House dust mite allergen levels in dust from schools with smooth and carpeted classroom floors
Article first published online: 27 APR 2006
Clinical & Experimental Allergy
Volume 25, Issue 6, pages 549–553, June 1995
How to Cite
ZOCK, J. P. and BRUNEKREEF, B. (1995), House dust mite allergen levels in dust from schools with smooth and carpeted classroom floors. Clinical & Experimental Allergy, 25: 549–553. doi: 10.1111/j.1365-2222.1995.tb01093.x
- Issue published online: 27 APR 2006
- Article first published online: 27 APR 2006
- Submitted 11 May 1994; revised 28 November 1994; accepted 9 January 1995.
A study was conducted to investigate the levels of house dust mite allergen Der p I in classroom floor dust from 49 schools with smooth (n= 18) or carpeted (n= 31) floors.
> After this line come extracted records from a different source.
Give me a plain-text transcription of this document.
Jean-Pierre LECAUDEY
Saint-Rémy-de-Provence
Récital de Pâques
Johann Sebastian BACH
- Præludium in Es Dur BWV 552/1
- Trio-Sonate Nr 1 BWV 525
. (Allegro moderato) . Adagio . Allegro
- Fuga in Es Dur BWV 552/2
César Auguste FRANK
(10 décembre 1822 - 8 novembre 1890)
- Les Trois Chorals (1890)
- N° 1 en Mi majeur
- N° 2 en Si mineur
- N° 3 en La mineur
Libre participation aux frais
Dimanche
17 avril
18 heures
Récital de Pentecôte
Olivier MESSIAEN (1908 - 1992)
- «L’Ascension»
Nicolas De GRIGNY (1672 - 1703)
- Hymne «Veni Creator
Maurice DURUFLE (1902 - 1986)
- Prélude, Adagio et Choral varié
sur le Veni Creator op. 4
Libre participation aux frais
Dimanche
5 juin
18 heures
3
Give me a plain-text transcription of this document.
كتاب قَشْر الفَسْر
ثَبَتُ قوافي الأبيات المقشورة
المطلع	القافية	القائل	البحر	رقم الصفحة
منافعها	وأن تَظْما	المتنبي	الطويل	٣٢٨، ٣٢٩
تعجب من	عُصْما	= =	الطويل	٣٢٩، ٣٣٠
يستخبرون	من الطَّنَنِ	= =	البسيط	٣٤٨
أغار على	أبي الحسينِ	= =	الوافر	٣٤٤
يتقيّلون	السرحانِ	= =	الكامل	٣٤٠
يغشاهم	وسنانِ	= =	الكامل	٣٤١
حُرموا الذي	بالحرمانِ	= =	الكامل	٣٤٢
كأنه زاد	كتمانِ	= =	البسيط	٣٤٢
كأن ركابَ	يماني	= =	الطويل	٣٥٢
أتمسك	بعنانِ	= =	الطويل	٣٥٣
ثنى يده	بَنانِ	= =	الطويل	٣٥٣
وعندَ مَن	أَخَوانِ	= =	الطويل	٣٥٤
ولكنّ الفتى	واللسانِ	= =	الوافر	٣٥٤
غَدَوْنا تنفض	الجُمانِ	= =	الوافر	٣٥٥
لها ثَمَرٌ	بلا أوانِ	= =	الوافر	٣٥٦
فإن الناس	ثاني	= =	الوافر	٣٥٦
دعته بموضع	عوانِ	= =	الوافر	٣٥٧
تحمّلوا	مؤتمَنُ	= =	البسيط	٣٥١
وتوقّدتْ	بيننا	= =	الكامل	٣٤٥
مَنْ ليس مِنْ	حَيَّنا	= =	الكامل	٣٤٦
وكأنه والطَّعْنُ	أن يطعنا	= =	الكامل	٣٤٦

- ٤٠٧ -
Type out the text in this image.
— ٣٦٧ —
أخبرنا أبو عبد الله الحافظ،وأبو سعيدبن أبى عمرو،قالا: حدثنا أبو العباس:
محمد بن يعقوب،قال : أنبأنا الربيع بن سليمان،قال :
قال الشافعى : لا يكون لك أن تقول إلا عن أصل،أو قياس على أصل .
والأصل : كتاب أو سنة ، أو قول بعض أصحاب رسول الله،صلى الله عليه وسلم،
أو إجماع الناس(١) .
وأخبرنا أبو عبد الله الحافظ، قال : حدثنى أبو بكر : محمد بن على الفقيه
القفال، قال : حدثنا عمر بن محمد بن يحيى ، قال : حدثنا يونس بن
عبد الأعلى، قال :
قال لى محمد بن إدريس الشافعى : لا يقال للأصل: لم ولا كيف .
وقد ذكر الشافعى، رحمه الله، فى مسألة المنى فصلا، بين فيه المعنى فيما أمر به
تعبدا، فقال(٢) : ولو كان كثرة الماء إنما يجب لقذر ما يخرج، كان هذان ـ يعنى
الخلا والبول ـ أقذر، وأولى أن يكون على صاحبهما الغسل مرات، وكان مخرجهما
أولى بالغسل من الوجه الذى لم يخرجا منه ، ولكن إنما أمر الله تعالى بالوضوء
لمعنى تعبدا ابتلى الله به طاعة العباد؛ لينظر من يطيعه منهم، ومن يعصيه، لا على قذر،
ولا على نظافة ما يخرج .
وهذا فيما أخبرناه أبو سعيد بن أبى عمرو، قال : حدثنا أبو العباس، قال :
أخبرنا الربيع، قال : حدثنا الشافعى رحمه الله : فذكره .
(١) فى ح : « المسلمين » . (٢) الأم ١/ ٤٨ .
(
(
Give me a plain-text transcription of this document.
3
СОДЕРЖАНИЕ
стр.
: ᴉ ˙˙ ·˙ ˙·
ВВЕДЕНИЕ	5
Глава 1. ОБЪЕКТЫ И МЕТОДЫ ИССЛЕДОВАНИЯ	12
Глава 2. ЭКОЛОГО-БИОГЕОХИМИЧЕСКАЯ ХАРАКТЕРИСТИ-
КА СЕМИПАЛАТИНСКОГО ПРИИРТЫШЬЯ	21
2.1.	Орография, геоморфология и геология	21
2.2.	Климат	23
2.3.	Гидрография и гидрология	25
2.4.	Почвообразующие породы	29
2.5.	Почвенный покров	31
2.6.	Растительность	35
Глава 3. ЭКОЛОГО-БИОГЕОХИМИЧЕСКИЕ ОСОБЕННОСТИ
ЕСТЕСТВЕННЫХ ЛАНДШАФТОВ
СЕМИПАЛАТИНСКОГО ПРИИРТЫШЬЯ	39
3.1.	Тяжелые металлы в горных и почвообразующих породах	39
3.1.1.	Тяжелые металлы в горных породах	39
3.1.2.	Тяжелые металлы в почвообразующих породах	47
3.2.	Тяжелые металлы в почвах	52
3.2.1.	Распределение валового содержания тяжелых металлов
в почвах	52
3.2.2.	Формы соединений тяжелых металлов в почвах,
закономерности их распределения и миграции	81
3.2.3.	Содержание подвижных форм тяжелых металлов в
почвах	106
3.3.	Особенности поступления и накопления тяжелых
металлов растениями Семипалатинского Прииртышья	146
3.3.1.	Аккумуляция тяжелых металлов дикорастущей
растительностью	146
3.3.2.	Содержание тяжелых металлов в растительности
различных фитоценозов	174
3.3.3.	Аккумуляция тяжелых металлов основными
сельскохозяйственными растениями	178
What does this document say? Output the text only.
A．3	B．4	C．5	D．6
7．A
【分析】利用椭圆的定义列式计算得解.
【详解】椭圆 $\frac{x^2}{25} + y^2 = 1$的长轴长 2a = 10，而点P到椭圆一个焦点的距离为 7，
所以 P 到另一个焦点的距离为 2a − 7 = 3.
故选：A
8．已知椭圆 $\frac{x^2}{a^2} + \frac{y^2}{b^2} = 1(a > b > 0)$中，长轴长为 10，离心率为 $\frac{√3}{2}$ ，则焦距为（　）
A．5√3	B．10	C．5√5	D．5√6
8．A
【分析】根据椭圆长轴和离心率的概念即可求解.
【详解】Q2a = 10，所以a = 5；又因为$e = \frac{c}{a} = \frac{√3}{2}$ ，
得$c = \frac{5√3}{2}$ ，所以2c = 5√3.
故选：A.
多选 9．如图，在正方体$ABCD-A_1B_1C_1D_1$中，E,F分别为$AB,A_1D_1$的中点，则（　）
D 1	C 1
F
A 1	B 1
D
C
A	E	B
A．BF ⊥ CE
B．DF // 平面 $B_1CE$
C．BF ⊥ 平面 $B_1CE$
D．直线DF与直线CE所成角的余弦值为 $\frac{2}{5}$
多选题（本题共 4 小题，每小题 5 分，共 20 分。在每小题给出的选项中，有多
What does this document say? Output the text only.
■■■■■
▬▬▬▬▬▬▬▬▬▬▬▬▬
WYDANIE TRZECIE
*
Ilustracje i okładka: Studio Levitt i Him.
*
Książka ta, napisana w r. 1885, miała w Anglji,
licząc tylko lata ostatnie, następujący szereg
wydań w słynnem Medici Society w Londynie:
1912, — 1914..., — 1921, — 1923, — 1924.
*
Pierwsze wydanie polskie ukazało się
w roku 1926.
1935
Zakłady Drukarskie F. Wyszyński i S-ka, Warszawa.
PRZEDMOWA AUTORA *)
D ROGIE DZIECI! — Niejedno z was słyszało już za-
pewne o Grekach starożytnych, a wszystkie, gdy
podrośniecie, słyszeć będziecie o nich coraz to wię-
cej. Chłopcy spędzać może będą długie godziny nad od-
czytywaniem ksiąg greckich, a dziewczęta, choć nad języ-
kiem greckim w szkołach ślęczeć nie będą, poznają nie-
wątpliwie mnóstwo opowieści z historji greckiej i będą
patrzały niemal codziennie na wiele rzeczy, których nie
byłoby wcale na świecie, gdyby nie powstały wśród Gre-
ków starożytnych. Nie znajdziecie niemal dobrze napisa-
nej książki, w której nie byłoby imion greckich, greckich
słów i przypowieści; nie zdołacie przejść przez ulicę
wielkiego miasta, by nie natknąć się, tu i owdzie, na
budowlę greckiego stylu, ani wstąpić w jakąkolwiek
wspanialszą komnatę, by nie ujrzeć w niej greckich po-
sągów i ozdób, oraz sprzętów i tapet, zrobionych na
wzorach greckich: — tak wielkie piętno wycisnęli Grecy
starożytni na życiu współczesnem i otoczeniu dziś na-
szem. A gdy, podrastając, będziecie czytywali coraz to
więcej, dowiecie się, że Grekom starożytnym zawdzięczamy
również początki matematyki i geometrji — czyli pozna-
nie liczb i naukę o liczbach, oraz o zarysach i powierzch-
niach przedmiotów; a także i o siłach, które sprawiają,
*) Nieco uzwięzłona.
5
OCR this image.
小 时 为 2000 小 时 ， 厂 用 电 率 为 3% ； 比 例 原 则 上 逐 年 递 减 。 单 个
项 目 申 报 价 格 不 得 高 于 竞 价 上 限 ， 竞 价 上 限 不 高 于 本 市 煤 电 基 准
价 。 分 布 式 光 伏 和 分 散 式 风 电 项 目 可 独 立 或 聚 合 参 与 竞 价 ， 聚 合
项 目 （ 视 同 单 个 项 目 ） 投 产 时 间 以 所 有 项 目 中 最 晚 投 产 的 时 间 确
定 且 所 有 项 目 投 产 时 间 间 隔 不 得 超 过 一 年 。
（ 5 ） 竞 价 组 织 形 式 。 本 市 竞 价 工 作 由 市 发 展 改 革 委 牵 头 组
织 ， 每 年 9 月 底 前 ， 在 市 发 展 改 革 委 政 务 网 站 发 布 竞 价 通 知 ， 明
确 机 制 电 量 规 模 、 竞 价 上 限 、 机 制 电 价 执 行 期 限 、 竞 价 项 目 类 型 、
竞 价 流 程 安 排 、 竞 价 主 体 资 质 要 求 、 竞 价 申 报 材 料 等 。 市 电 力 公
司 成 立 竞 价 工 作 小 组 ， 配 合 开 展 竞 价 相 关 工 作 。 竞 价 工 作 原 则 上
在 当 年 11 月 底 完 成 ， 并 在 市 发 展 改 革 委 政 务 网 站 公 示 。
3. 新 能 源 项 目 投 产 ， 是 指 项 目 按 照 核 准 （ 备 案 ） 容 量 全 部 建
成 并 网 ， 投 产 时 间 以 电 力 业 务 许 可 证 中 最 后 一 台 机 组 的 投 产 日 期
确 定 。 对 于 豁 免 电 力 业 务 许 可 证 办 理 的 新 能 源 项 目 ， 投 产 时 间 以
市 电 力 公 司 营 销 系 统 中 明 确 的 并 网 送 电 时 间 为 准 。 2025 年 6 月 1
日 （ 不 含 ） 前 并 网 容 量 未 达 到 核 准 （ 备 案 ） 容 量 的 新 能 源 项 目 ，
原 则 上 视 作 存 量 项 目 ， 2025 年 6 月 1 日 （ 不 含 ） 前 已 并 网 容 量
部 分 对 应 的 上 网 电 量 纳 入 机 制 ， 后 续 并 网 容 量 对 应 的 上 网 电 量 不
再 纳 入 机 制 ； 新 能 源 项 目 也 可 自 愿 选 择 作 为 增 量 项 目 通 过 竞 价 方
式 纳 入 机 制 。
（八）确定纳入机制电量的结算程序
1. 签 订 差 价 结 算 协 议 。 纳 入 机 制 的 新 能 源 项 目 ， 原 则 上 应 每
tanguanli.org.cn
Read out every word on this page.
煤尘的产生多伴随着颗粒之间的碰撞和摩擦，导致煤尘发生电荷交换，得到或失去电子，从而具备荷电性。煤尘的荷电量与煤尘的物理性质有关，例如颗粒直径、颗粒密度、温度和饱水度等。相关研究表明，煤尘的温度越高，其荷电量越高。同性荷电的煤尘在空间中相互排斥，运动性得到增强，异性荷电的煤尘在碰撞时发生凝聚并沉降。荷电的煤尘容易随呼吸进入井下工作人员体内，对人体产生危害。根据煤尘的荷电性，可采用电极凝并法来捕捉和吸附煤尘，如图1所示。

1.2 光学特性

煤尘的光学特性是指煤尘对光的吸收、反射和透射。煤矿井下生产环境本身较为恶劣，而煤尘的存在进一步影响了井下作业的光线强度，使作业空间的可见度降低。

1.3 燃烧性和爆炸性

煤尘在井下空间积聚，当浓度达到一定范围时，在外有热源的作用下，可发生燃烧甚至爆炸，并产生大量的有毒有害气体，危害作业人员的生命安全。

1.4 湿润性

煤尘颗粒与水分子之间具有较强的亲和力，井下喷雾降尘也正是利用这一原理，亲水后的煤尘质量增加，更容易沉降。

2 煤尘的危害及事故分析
Schools were located in the city of Rotterdam (n= 29) and in a number of small communities in the Province of Gelderland (n= 20). Data on building characteristics of the schools were obtained. Dust samples were analysed for Der p I content, the major allergen of the house dust mite Dermatophagoides pteronyssinus. The results showed that in schools with carpeted classroom floors, larger amounts of settled dust and higher Der p I levels either expressed as concentrations (in ng/g) or loadings (in ng/m2) were found than in schools with smooth classroom floors. However, the levels of Der p I were considerably lower than in dust collected from floors in homes. Although the Der p I levels were low, effects of several building characteristics on the levels were found. Age of the floor cover, the number of classrooms in the school and the presence of damp spots in the building were related to Der p I concentrations and loadings mainly on carpeted floors. Remarkably, schools in the rural area contained significantly more dust and Der p I than schools in the urban area. We conclude that dust from carpeted classroom floors contains more house dust mite allergen than dust from smooth classroom floors, but much less than dust from floors in homes.